Monsoon to be delayed over Central India

June 18, 2017 11:34 pm | Updated December 03, 2021 05:00 pm IST - NEW DELHI

Losing steam Southwest monsoon seems to be weakening in Kozhikode as there has been no downpour in most parts of the district in the last couple of days. This picture of an overcast sky at Kadalundi best sums up the point. K. Ragesh

Losing steam Southwest monsoon seems to be weakening in Kozhikode as there has been no downpour in most parts of the district in the last couple of days. This picture of an overcast sky at Kadalundi best sums up the point. K. Ragesh

The monsoon system, forecast to establish itself over Central India by June 15, will be delayed by a week. This is unlikely to affect the overall rainfall in June.

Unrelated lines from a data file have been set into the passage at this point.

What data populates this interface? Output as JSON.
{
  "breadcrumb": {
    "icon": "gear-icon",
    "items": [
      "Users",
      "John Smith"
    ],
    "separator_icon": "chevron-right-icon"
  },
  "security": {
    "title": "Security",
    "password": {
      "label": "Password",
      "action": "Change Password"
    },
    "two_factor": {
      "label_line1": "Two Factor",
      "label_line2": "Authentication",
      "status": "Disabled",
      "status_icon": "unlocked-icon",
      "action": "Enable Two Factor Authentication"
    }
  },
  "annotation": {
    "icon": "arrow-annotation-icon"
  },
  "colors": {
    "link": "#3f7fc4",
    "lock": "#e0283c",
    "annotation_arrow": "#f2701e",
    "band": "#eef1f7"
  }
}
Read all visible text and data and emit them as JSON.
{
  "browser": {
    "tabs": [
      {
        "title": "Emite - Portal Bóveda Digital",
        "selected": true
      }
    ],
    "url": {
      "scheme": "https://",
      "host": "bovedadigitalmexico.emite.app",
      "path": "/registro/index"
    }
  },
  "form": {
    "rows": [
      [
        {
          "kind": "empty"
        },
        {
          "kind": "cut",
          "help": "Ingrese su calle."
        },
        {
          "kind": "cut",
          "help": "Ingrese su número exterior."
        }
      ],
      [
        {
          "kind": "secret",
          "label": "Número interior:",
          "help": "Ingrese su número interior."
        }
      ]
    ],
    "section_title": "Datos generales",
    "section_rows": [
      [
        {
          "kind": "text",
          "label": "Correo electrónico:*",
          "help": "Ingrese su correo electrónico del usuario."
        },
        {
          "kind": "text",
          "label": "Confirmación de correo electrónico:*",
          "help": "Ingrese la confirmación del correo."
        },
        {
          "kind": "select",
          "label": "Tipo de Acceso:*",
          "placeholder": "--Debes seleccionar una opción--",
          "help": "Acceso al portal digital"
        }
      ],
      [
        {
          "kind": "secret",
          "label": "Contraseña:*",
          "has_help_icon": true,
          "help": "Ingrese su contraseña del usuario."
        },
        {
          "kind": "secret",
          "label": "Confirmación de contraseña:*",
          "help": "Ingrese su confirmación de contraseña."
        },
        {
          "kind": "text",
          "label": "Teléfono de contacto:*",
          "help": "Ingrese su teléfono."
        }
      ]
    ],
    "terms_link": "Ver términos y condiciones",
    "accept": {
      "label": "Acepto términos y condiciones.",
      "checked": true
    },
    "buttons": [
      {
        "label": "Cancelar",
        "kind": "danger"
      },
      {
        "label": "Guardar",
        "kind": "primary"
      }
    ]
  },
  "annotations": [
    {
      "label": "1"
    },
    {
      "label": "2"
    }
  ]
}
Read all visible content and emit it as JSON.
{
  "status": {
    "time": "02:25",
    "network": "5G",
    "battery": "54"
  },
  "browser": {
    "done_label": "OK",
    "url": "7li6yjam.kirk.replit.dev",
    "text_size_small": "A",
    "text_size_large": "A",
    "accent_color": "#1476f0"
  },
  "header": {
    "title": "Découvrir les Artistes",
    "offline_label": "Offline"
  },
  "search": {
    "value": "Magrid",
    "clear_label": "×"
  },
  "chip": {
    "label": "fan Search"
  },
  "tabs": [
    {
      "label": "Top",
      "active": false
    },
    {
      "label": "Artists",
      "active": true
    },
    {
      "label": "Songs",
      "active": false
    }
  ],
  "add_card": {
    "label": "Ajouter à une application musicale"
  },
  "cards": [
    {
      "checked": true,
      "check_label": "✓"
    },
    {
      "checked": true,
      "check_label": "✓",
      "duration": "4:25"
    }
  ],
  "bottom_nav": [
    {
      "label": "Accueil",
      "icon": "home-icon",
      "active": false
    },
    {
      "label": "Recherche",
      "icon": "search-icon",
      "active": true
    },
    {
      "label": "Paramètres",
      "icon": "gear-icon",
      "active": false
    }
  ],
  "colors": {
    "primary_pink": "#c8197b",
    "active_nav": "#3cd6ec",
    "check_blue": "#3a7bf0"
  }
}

“There is moisture in the air and thunderstorm along with rain…but the monsoon has been delayed [over Central India] because of strong rain in the east,” D.S. Pai, Chief Forecaster, India Meteorological Department, said.

As of June 17, the country got 79.6 mm of rain, 9% more than the average 72.8 mm it receives in the first fortnight of June. Rain in Central India is, in fact, 21% more than what is normal for this time.

In its updated forecast on June 6, the IMD said rainfall was likely to be 96% of the historical average in northwest India, 100% of the LPA (the 50-year average of the monsoon rains) over central India, 99% over the south peninsula, and 96% over northeast India, with a model error of plus or minus 8%.

The IMD said last week that the southwest monsoon had advanced across some parts of Central and eastern Maharashtra, Chhattisgarh, Jharkhand and Bihar, most parts of Odisha, and the rest of West Bengal.

It had reached Karnataka, Goa and the Konkan on the western coast while on the eastern coast it covered Andhra Pradesh, Odisha, parts of Telangana and the North East.

Dynamic forecast

In April, the IMD shifted to using a new monsoon forecast system, called a dynamical model that uses supercomputers to simulate the weather and extrapolating it. This model, reportedly, indicates that monsoon will only hit Central India around the end of this month.

It plans to make this the base for all future forecasts, ranging from short-term weekly projections to the trajectory of the four-month-long monsoon. However, for its June update, the IMD chose to rely on its workhorse statistical model that forecasts the monsoon based on six meteorological parameters.

The dynamical model, according to the IMD statement, showed monsoon rains to be 89 cm or 100% of the LPA.